Wat een bevalling
Het leven van Tess Hoens is geweldig, maar bij haar liep het zwanger worden niet zoals ze had gedacht. Omdat er van schone schijn al genoeg is en omdat eerlijkheid helpt, schrijft ze over hoe haar zwangerschap verloopt. Deze week vertelt ze over de bevalling.
Het is lang geleden dat ik wat schreef over mijn avontuur ‘moeder worden’. Ik werd moe, moe van mijn eigen verhaal en letterlijk moe van het latere stadium van de zwangerschap.
Nu lig ik in bed met mijn laptop op m’n schoot en het liefste jongetje op mijn borst. Er is inmiddels zoveel veranderd dat mijn vingers jeukten: tijd om weer te schrijven.

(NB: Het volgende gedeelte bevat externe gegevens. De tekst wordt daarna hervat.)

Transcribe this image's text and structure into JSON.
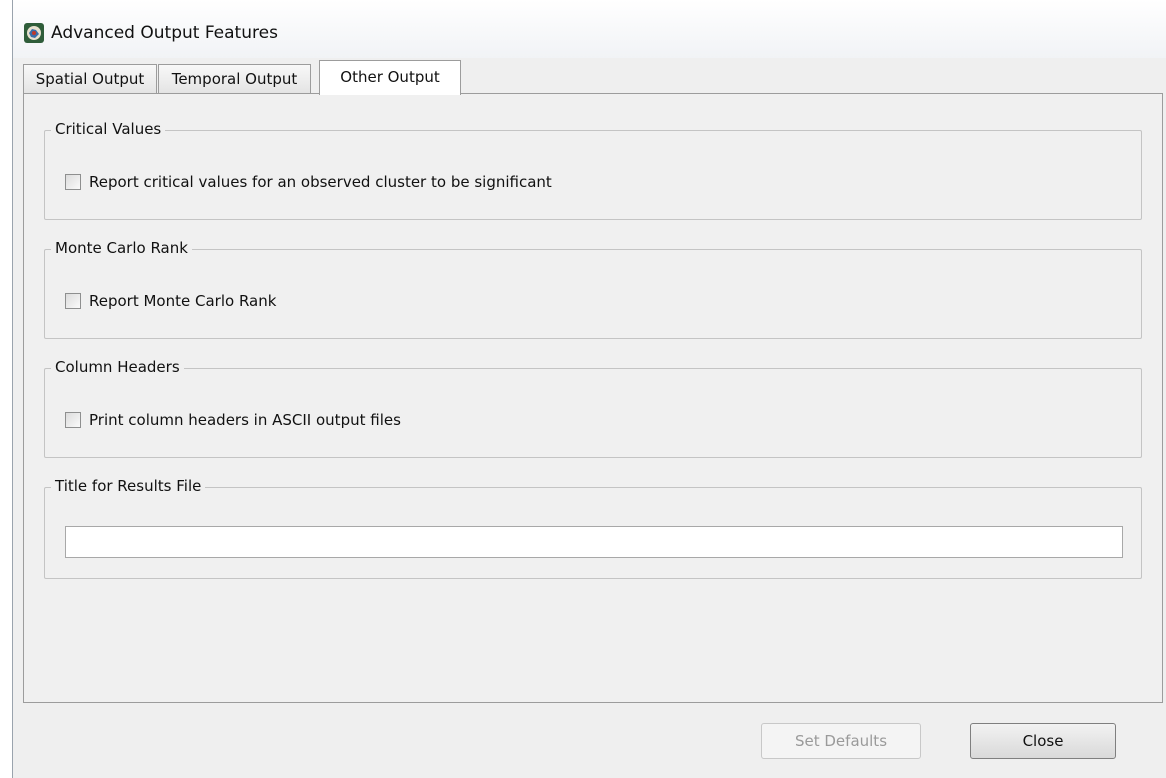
{
  "window": {
    "title": "Advanced Output Features",
    "icon": "app-icon"
  },
  "tabs": [
    {
      "label": "Spatial Output",
      "active": false
    },
    {
      "label": "Temporal Output",
      "active": false
    },
    {
      "label": "Other Output",
      "active": true
    }
  ],
  "groups": {
    "critical_values": {
      "title": "Critical Values",
      "checkbox_label": "Report critical values for an observed cluster to be significant",
      "checked": false
    },
    "monte_carlo": {
      "title": "Monte Carlo Rank",
      "checkbox_label": "Report Monte Carlo Rank",
      "checked": false
    },
    "column_headers": {
      "title": "Column Headers",
      "checkbox_label": "Print column headers in ASCII output files",
      "checked": false
    },
    "results_title": {
      "title": "Title for Results File",
      "value": ""
    }
  },
  "buttons": {
    "set_defaults": "Set Defaults",
    "set_defaults_enabled": false,
    "close": "Close"
  }
}
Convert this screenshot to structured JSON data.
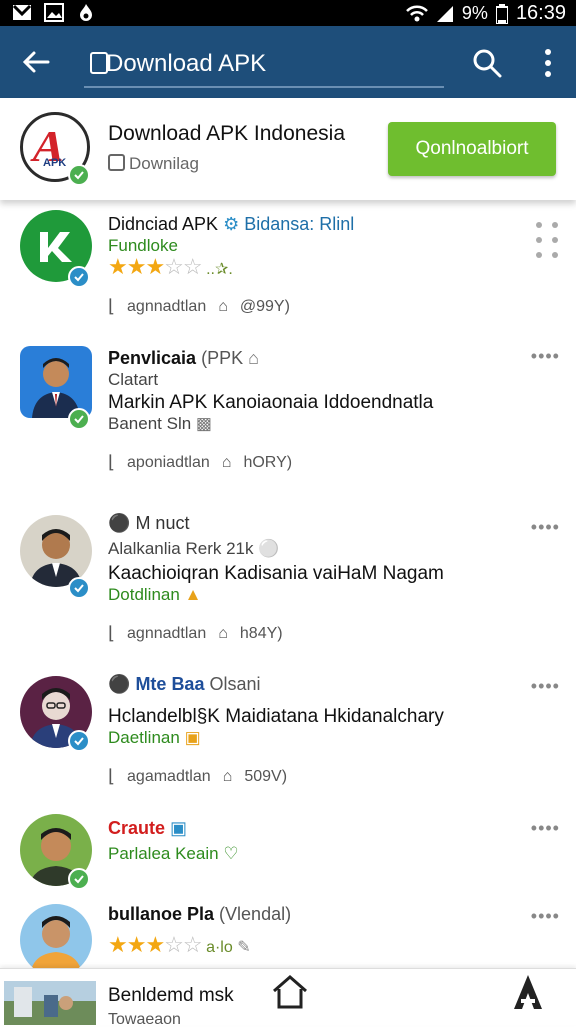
{
  "status_bar": {
    "battery": "9%",
    "time": "16:39"
  },
  "app_bar": {
    "search_text": "Download APK"
  },
  "header": {
    "title": "Download APK Indonesia",
    "subtitle": "Downilag",
    "button_label": "Qonlnoalbiort",
    "logo_text": "APK"
  },
  "items": [
    {
      "title": "Didnciad APK",
      "tag": "Bidansa: Rlinl",
      "line2": "Fundloke",
      "rating_text": "..✰.",
      "stat_label": "agnnadtlan",
      "stat_value": "@99Y)"
    },
    {
      "title": "Penvlicaia",
      "tag": "(PPK",
      "line2": "Clatart",
      "line3": "Markin APK Kanoiaonaia Iddoendnatla",
      "line4": "Banent Sln",
      "stat_label": "aponiadtlan",
      "stat_value": "hORY)"
    },
    {
      "title": "M nuct",
      "line2": "Alalkanlia Rerk 21k",
      "line3": "Kaachioiqran Kadisania vaiHaM Nagam",
      "line4": "Dotdlinan",
      "stat_label": "agnnadtlan",
      "stat_value": "h84Y)"
    },
    {
      "title": "Mte Baa",
      "tag": "Olsani",
      "line3": "Hclandelbl§K Maidiatana Hkidanalchary",
      "line4": "Daetlinan",
      "stat_label": "agamadtlan",
      "stat_value": "509V)"
    },
    {
      "title": "Craute",
      "line2": "Parlalea Keain"
    },
    {
      "title": "bullanoe Pla",
      "tag": "(Vlendal)",
      "rating_text": "a·lo"
    }
  ],
  "bottom_bar": {
    "line1": "Benldemd msk",
    "line2": "Towaeaon"
  },
  "colors": {
    "app_bar": "#1e4e7a",
    "download_button": "#6fbe2f",
    "link_blue": "#1e6fa8",
    "green_text": "#2e8b1e",
    "red_text": "#d21e1e",
    "star": "#f3a712"
  }
}
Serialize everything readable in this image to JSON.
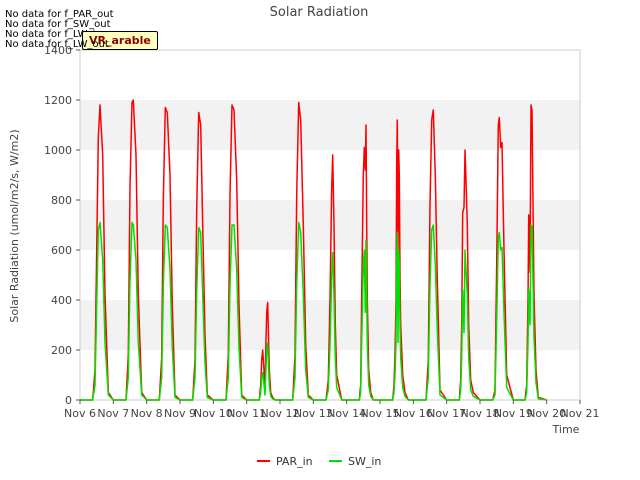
{
  "chart_data": {
    "type": "line",
    "title": "Solar Radiation",
    "xlabel": "Time",
    "ylabel": "Solar Radiation (umol/m2/s, W/m2)",
    "xlim": [
      6,
      21
    ],
    "ylim": [
      0,
      1400
    ],
    "x_ticks": [
      "Nov 6",
      "Nov 7",
      "Nov 8",
      "Nov 9",
      "Nov 10",
      "Nov 11",
      "Nov 12",
      "Nov 13",
      "Nov 14",
      "Nov 15",
      "Nov 16",
      "Nov 17",
      "Nov 18",
      "Nov 19",
      "Nov 20",
      "Nov 21"
    ],
    "y_ticks": [
      0,
      200,
      400,
      600,
      800,
      1000,
      1200,
      1400
    ],
    "grid": "horizontal bands",
    "legend_position": "bottom-center",
    "series": [
      {
        "name": "PAR_in",
        "color": "#ff0000",
        "x": [
          6.0,
          6.38,
          6.45,
          6.5,
          6.55,
          6.6,
          6.68,
          6.75,
          6.85,
          7.0,
          7.38,
          7.45,
          7.5,
          7.56,
          7.6,
          7.68,
          7.75,
          7.85,
          8.0,
          8.38,
          8.45,
          8.5,
          8.56,
          8.62,
          8.7,
          8.77,
          8.85,
          9.0,
          9.38,
          9.45,
          9.5,
          9.56,
          9.62,
          9.68,
          9.75,
          9.82,
          10.0,
          10.38,
          10.45,
          10.5,
          10.56,
          10.62,
          10.7,
          10.77,
          10.85,
          11.0,
          11.38,
          11.42,
          11.45,
          11.48,
          11.52,
          11.55,
          11.58,
          11.6,
          11.63,
          11.68,
          11.72,
          11.78,
          11.85,
          12.0,
          12.38,
          12.45,
          12.5,
          12.56,
          12.62,
          12.7,
          12.77,
          12.85,
          13.0,
          13.38,
          13.45,
          13.5,
          13.55,
          13.58,
          13.62,
          13.66,
          13.7,
          13.76,
          13.85,
          14.0,
          14.38,
          14.42,
          14.45,
          14.5,
          14.53,
          14.56,
          14.58,
          14.6,
          14.62,
          14.66,
          14.72,
          14.8,
          15.0,
          15.38,
          15.42,
          15.45,
          15.48,
          15.5,
          15.52,
          15.54,
          15.56,
          15.58,
          15.6,
          15.62,
          15.68,
          15.75,
          15.85,
          16.0,
          16.38,
          16.45,
          16.5,
          16.55,
          16.6,
          16.66,
          16.72,
          16.8,
          17.0,
          17.38,
          17.42,
          17.45,
          17.48,
          17.52,
          17.55,
          17.58,
          17.62,
          17.66,
          17.72,
          17.8,
          18.0,
          18.38,
          18.45,
          18.5,
          18.55,
          18.58,
          18.62,
          18.66,
          18.72,
          18.8,
          19.0,
          19.35,
          19.4,
          19.44,
          19.46,
          19.5,
          19.53,
          19.56,
          19.58,
          19.62,
          19.68,
          19.75,
          20.0
        ],
        "y": [
          0,
          0,
          120,
          600,
          1050,
          1180,
          980,
          420,
          30,
          0,
          0,
          180,
          850,
          1190,
          1200,
          980,
          420,
          30,
          0,
          0,
          170,
          800,
          1170,
          1150,
          900,
          380,
          20,
          0,
          0,
          160,
          760,
          1150,
          1100,
          700,
          260,
          20,
          0,
          0,
          180,
          820,
          1180,
          1160,
          880,
          380,
          20,
          0,
          0,
          60,
          160,
          200,
          120,
          40,
          240,
          350,
          390,
          120,
          30,
          10,
          0,
          0,
          0,
          180,
          820,
          1190,
          1120,
          700,
          220,
          20,
          0,
          0,
          80,
          400,
          850,
          980,
          700,
          300,
          100,
          60,
          0,
          0,
          0,
          60,
          420,
          900,
          1010,
          920,
          1100,
          700,
          400,
          120,
          30,
          0,
          0,
          0,
          60,
          180,
          400,
          950,
          1120,
          600,
          1000,
          900,
          500,
          300,
          100,
          30,
          0,
          0,
          0,
          160,
          780,
          1120,
          1160,
          900,
          480,
          40,
          0,
          0,
          80,
          300,
          750,
          770,
          1000,
          880,
          700,
          300,
          80,
          30,
          0,
          0,
          40,
          550,
          1100,
          1130,
          1010,
          1030,
          600,
          100,
          0,
          0,
          60,
          400,
          740,
          510,
          1180,
          1160,
          900,
          420,
          120,
          10,
          0
        ]
      },
      {
        "name": "SW_in",
        "color": "#00e000",
        "x": [
          6.0,
          6.38,
          6.45,
          6.5,
          6.55,
          6.6,
          6.68,
          6.75,
          6.85,
          7.0,
          7.38,
          7.45,
          7.5,
          7.56,
          7.6,
          7.68,
          7.75,
          7.85,
          8.0,
          8.38,
          8.45,
          8.5,
          8.56,
          8.62,
          8.7,
          8.77,
          8.85,
          9.0,
          9.38,
          9.45,
          9.5,
          9.56,
          9.62,
          9.68,
          9.75,
          9.82,
          10.0,
          10.38,
          10.45,
          10.5,
          10.56,
          10.62,
          10.7,
          10.77,
          10.85,
          11.0,
          11.38,
          11.42,
          11.45,
          11.48,
          11.52,
          11.55,
          11.58,
          11.6,
          11.63,
          11.68,
          11.72,
          11.78,
          11.85,
          12.0,
          12.38,
          12.45,
          12.5,
          12.56,
          12.62,
          12.7,
          12.77,
          12.85,
          13.0,
          13.38,
          13.45,
          13.5,
          13.55,
          13.58,
          13.62,
          13.66,
          13.7,
          13.76,
          13.85,
          14.0,
          14.38,
          14.42,
          14.45,
          14.5,
          14.53,
          14.56,
          14.58,
          14.6,
          14.62,
          14.66,
          14.72,
          14.8,
          15.0,
          15.38,
          15.42,
          15.45,
          15.48,
          15.5,
          15.52,
          15.54,
          15.56,
          15.58,
          15.6,
          15.62,
          15.68,
          15.75,
          15.85,
          16.0,
          16.38,
          16.45,
          16.5,
          16.55,
          16.6,
          16.66,
          16.72,
          16.8,
          17.0,
          17.38,
          17.42,
          17.45,
          17.48,
          17.52,
          17.55,
          17.58,
          17.62,
          17.66,
          17.72,
          17.8,
          18.0,
          18.38,
          18.45,
          18.5,
          18.55,
          18.58,
          18.62,
          18.66,
          18.72,
          18.8,
          19.0,
          19.35,
          19.4,
          19.44,
          19.46,
          19.5,
          19.53,
          19.56,
          19.58,
          19.62,
          19.68,
          19.75,
          20.0
        ],
        "y": [
          0,
          0,
          60,
          380,
          680,
          710,
          560,
          230,
          20,
          0,
          0,
          90,
          480,
          710,
          700,
          560,
          230,
          20,
          0,
          0,
          90,
          450,
          700,
          690,
          520,
          210,
          10,
          0,
          0,
          90,
          430,
          690,
          670,
          420,
          150,
          10,
          0,
          0,
          90,
          460,
          700,
          700,
          520,
          210,
          10,
          0,
          0,
          30,
          90,
          110,
          60,
          20,
          130,
          200,
          230,
          60,
          15,
          5,
          0,
          0,
          0,
          90,
          460,
          710,
          670,
          420,
          120,
          10,
          0,
          0,
          40,
          220,
          500,
          590,
          420,
          170,
          50,
          30,
          0,
          0,
          0,
          30,
          240,
          540,
          600,
          350,
          640,
          420,
          230,
          60,
          15,
          0,
          0,
          0,
          30,
          100,
          230,
          560,
          670,
          230,
          600,
          540,
          300,
          170,
          50,
          15,
          0,
          0,
          0,
          90,
          460,
          680,
          700,
          540,
          280,
          20,
          0,
          0,
          40,
          170,
          440,
          270,
          600,
          520,
          420,
          170,
          40,
          15,
          0,
          0,
          20,
          320,
          650,
          670,
          600,
          610,
          350,
          50,
          0,
          0,
          30,
          230,
          440,
          300,
          700,
          690,
          540,
          250,
          70,
          5,
          0
        ]
      }
    ]
  },
  "header": {
    "warnings": [
      "No data for f_PAR_out",
      "No data for f_SW_out",
      "No data for f_LW_in",
      "No data for f_LW_out"
    ],
    "badge": "VR_arable"
  }
}
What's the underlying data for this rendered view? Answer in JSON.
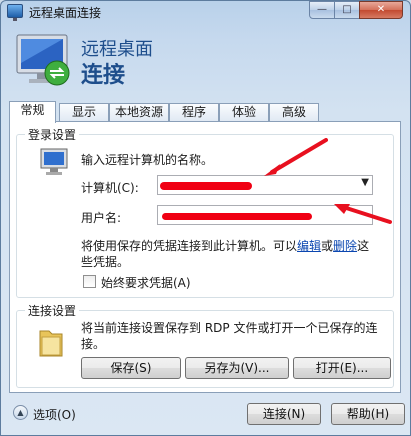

Het is vrijdag en ik ben 37 weken zwanger als we weer een echo hebben, officieel de laatste tot de bevalling. Bij elke echo meten ze de lengte van zijn beentjes, de omtrek van zijn buik en de grootte van zijn hoofd. Dit keer is zijn hoofd weinig tot niet gegroeid ten opzichte van de laatste echo. De echoscopiste overweegt om me naar het ziekenhuis te sturen om ernaar te laten kijken, maar na kort overleg met de verloskundige besluiten ze toch dat dat niet nodig is. Niet echt fijn om zo de laatste drie weken van je zwangerschap in te gaan.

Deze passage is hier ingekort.